In the landmark case of Serious Fraud Office (SFO) v Eurasian Natural Resources Corporation (ENRC), the Court of Appeal has overturned a controversial High Court decision restricting the application of litigation privilege.
Elisabeth Ross considers what this means for practitioners.
The judgment of Sir Brian Leveson, Sir Geoffrey Vos and Lord Justice McCombe in Director of the Serious Fraud Office v Eurasian Natural Resources Corporation  EWCA Civ 2006 addressed issues of legal professional privilege generally, but does not alter the current law concerning legal advice privilege.
The underlying dispute between ENRC and the SFO concerned the protection afforded by litigation privilege or, alternatively, legal advice privilege in relation to documents including interview notes and forensic investigations.
The judgment confirms the following key points:
- The fact that solicitors prepare a document with the ultimate intention of showing that document to the opposing party does not automatically deprive the preparatory work they have undertaken of litigation privilege.
- In both civil and criminal contexts, legal advice given so as to head off, avoid or even settle reasonably contemplated proceedings is as much protected by litigation privilege as advice given for the purposes of resisting or defending such contemplated proceedings. This materially expands the meaning of the ‘dominant purpose’ in determining whether litigation privilege applies, overturning the earlier High Court decision in the same case.

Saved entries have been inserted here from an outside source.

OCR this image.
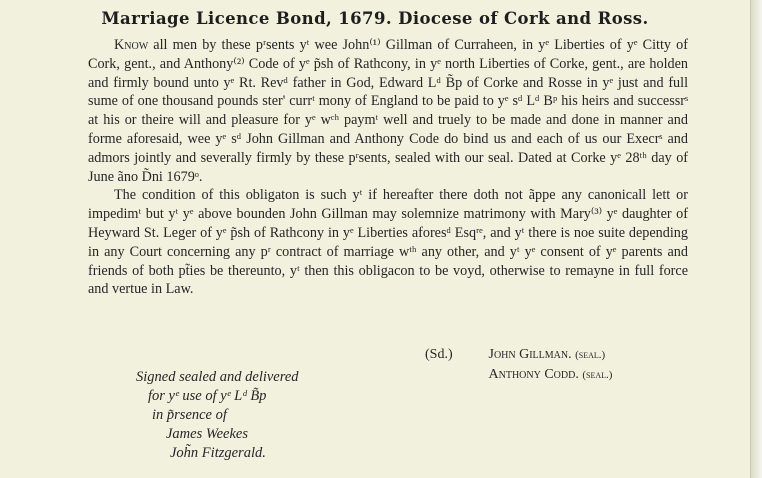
Marriage Licence Bond, 1679. Diocese of Cork and Ross.

Know all men by these pʳsents yᵗ wee John⁽¹⁾ Gillman of Curraheen, in yᵉ Liberties of yᵉ Citty of Cork, gent., and Anthony⁽²⁾ Code of yᵉ p̃sh of Rathcony, in yᵉ north Liberties of Corke, gent., are holden and firmly bound unto yᵉ Rt. Revᵈ father in God, Edward Lᵈ B̃p of Corke and Rosse in yᵉ just and full sume of one thousand pounds ster' currᵗ mony of England to be paid to yᵉ sᵈ Lᵈ Bᵖ his heirs and successrˢ at his or theire will and pleasure for yᵉ wᶜʰ paymᵗ well and truely to be made and done in manner and forme aforesaid, wee yᵉ sᵈ John Gillman and Anthony Code do bind us and each of us our Execrˢ and admors jointly and severally firmly by these pʳsents, sealed with our seal. Dated at Corke yᵉ 28ᵗʰ day of June ãno D̃ni 1679ᵒ.

The condition of this obligaton is such yᵗ if hereafter there doth not ãppe any canonicall lett or impedimᵗ but yᵗ yᵉ above bounden John Gillman may solemnize matrimony with Mary⁽³⁾ yᵉ daughter of Heyward St. Leger of yᵉ p̃sh of Rathcony in yᵉ Liberties aforesᵈ Esqʳᵉ, and yᵗ there is noe suite depending in any Court concerning any pʳ contract of marriage wᵗʰ any other, and yᵗ yᵉ consent of yᵉ parents and friends of both pt̃ies be thereunto, yᵗ then this obligacon to be voyd, otherwise to remayne in full force and vertue in Law.

(Sd.)	John Gillman. (seal.)
Anthony Codd. (seal.)
Signed sealed and delivered
for yᵉ use of yᵉ Lᵈ B̃p
in p̃rsence of
James Weekes
Joh̃n Fitzgerald.
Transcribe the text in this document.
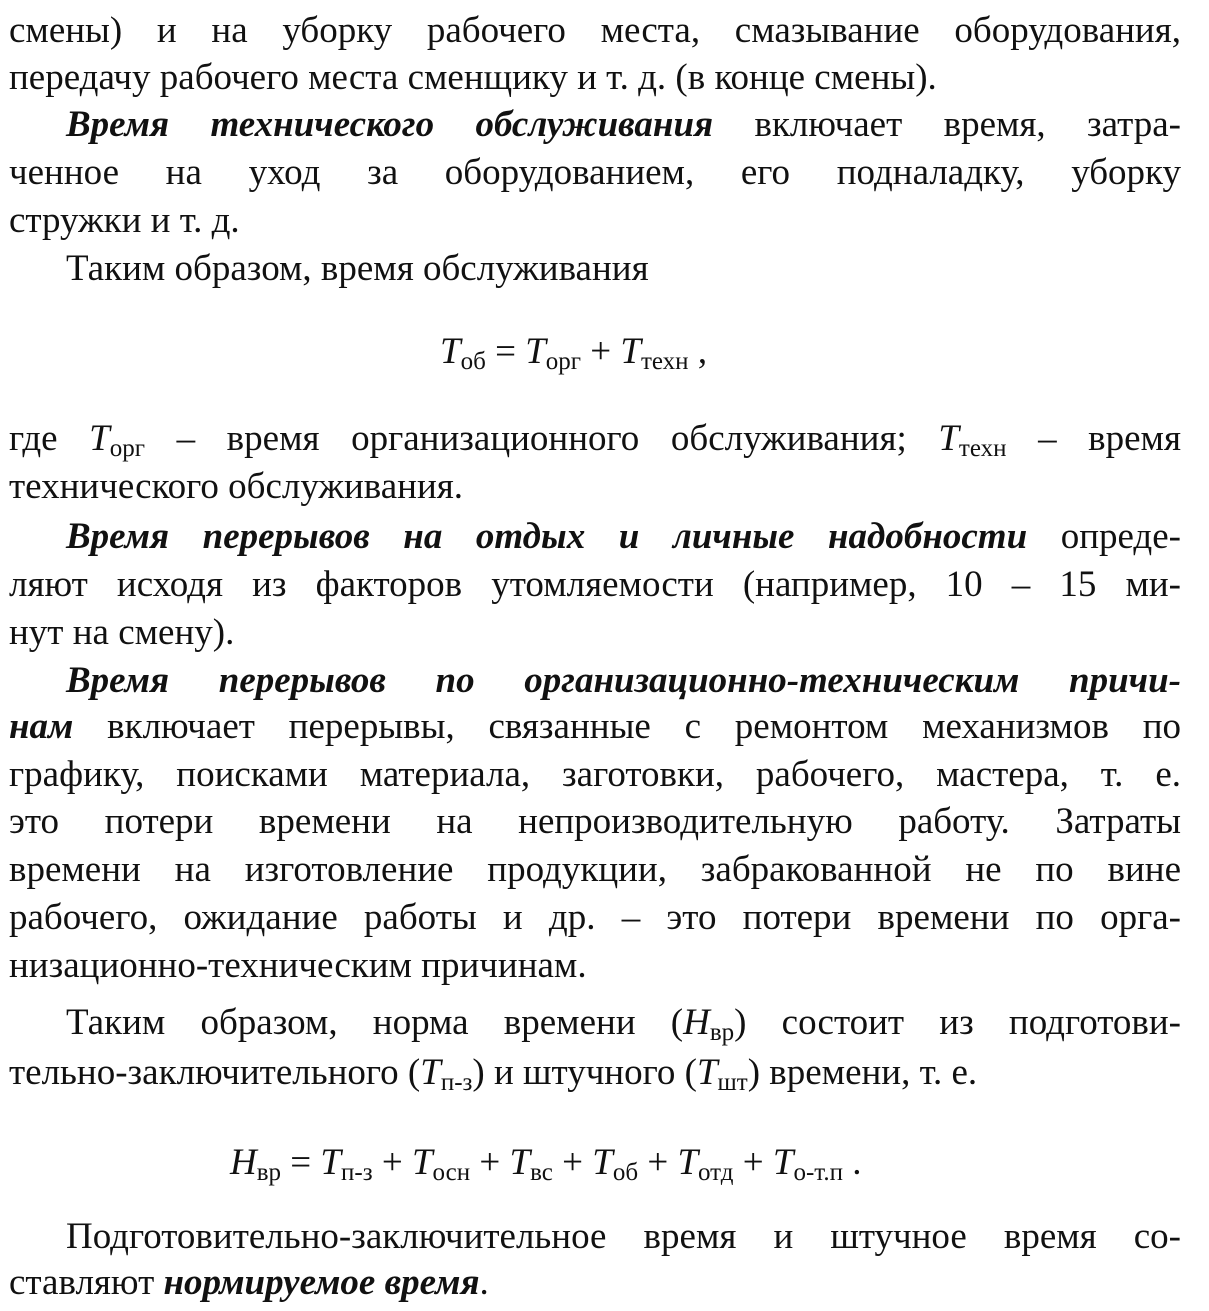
смены) и на уборку рабочего места, смазывание оборудования,
передачу рабочего места сменщику и т. д. (в конце смены).
Время технического обслуживания включает время, затра-
ченное на уход за оборудованием, его подналадку, уборку
стружки и т. д.
Таким образом, время обслуживания
$T_{об} = T_{орг} + T_{техн}$ ,
где $T_{орг}$ – время организационного обслуживания; $T_{техн}$ – время
технического обслуживания.
Время перерывов на отдых и личные надобности опреде-
ляют исходя из факторов утомляемости (например, 10 – 15 ми-
нут на смену).
Время перерывов по организационно-техническим причи-
нам включает перерывы, связанные с ремонтом механизмов по
графику, поисками материала, заготовки, рабочего, мастера, т. е.
это потери времени на непроизводительную работу. Затраты
времени на изготовление продукции, забракованной не по вине
рабочего, ожидание работы и др. – это потери времени по орга-
низационно-техническим причинам.
Таким образом, норма времени $(H_{вр})$ состоит из подготови-
тельно-заключительного $(T_{п-з})$ и штучного $(T_{шт})$ времени, т. е.
$H_{вр} = T_{п-з} + T_{осн} + T_{вс} + T_{об} + T_{отд} + T_{о-т.п}$ .
Подготовительно-заключительное время и штучное время со-
ставляют нормируемое время.
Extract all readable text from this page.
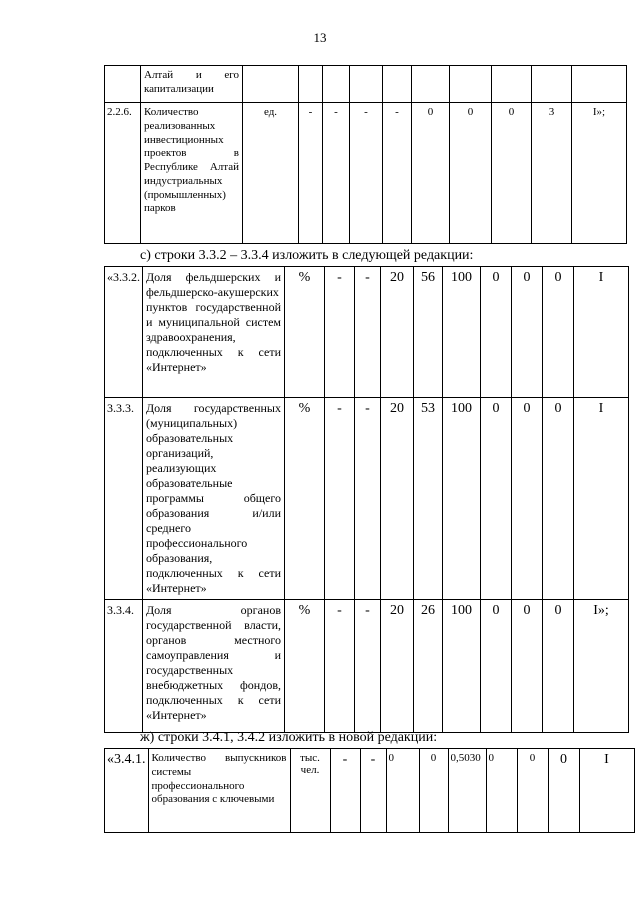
13
	Алтай и его капитализации										
2.2.6.	Количество реализованных инвестиционных проектов в Республике Алтай индустриальных (промышленных) парков	ед.	-	-	-	-	0	0	0	3	I»;
с) строки 3.3.2 – 3.3.4 изложить в следующей редакции:
«3.3.2.	Доля фельдшерских и фельдшерско-акушерских пунктов государственной и муниципальной систем здравоохранения, подключенных к сети «Интернет»	%	-	-	20	56	100	0	0	0	I
3.3.3.	Доля государственных (муниципальных) образовательных организаций, реализующих образовательные программы общего образования и/или среднего профессионального образования, подключенных к сети «Интернет»	%	-	-	20	53	100	0	0	0	I
3.3.4.	Доля органов государственной власти, органов местного самоуправления и государственных внебюджетных фондов, подключенных к сети «Интернет»	%	-	-	20	26	100	0	0	0	I»;
ж) строки 3.4.1, 3.4.2 изложить в новой редакции:
«3.4.1.	Количество выпускников системы профессионального образования с ключевыми	тыс. чел.	-	-	0	0	0,5030	0	0	0	I
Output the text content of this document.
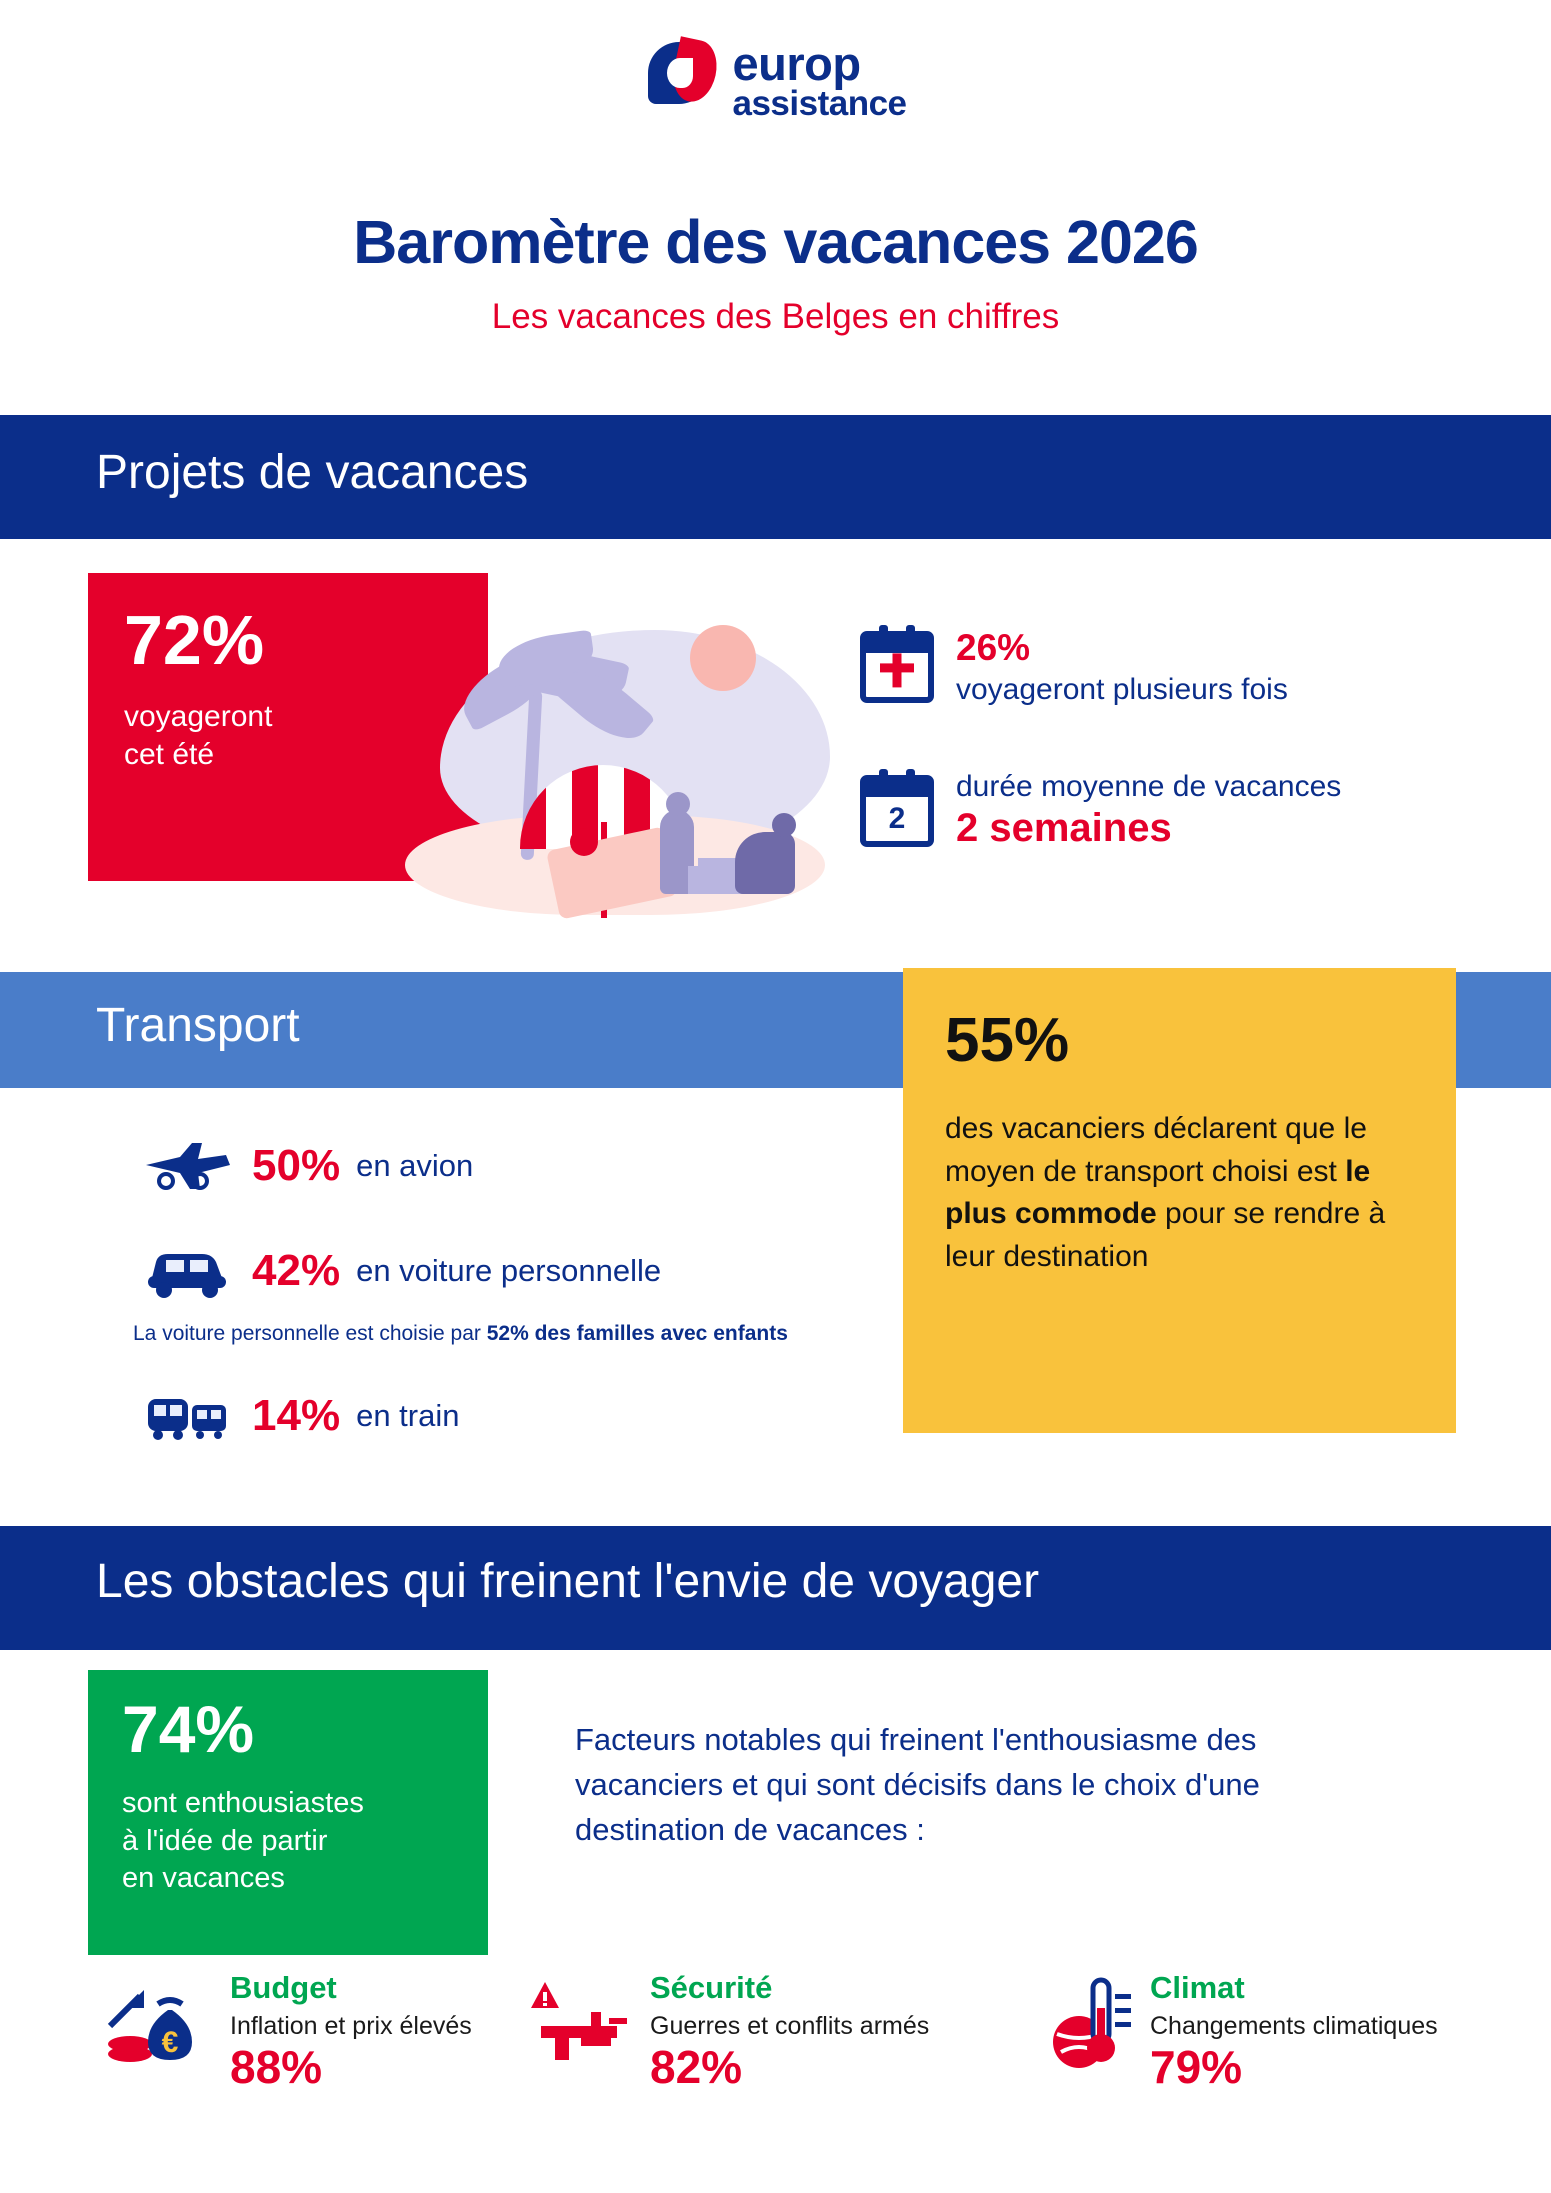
europ
assistance
Baromètre des vacances 2026
Les vacances des Belges en chiffres
Projets de vacances
72%
voyageront
cet été
26%
voyageront plusieurs fois
2
durée moyenne de vacances
2 semaines
Transport	55%
des vacanciers déclarent que le moyen de transport choisi est le plus commode pour se rendre à leur destination
50% en avion
42% en voiture personnelle
La voiture personnelle est choisie par 52% des familles avec enfants
14% en train
Les obstacles qui freinent l'envie de voyager
74%
sont enthousiastes
à l'idée de partir
en vacances
Facteurs notables qui freinent l'enthousiasme des vacanciers et qui sont décisifs dans le choix d'une destination de vacances :
€
Budget
Inflation et prix élevés
88%
Sécurité
Guerres et conflits armés
82%
Climat
Changements climatiques
79%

- As a matter of public interest, companies should be able to investigate allegations, in advance of going to a prosecutor such as the SFO, without losing the benefit of legal professional privilege for the work product. Such work product would include notes of interviews, and reviews of books and records.
Legal advice privilege
The judgment summarised the principle established in Three Rivers District Council and Others v The Governor and Company of the Bank of England  EWCA Civ 474 (Three Rivers No. 5) in the following terms: ‘that communications between an employee of a corporation and the corporation’s lawyers could not attract legal advice privilege unless the employee was tasked with seeking and receiving such advice on behalf of the client’.
This was problematic for ENRC, whose legal advisers had sought information from both current and ex-employees of its subsidiary companies.
Current English law is undesirably out of step with international common law on this issue
The Court of Appeal noted that it saw difficulties with the Three Rivers (No.5) finding in the modern era of multi-national companies, acknowledging that information upon which legal advice is sought is unlikely to be in the hands of the main board or those it appoints to seek and receive legal advice. Further, this created an undesirable imbalance between the application of the rule to small and larger companies.
The judgment also acknowledged that the current English law is undesirably out of step with international common law on this issue. Whilst clearly acknowledging the deficiencies in the current law, the Court of Appeal noted that, had it been open to it to depart from Three Rivers (No. 5) it would have been in favour of doing so. Nevertheless, the court was of the view it was not open for it to do so – rather, the issue would need to be considered again by the Supreme Court in this or an appropriate future case.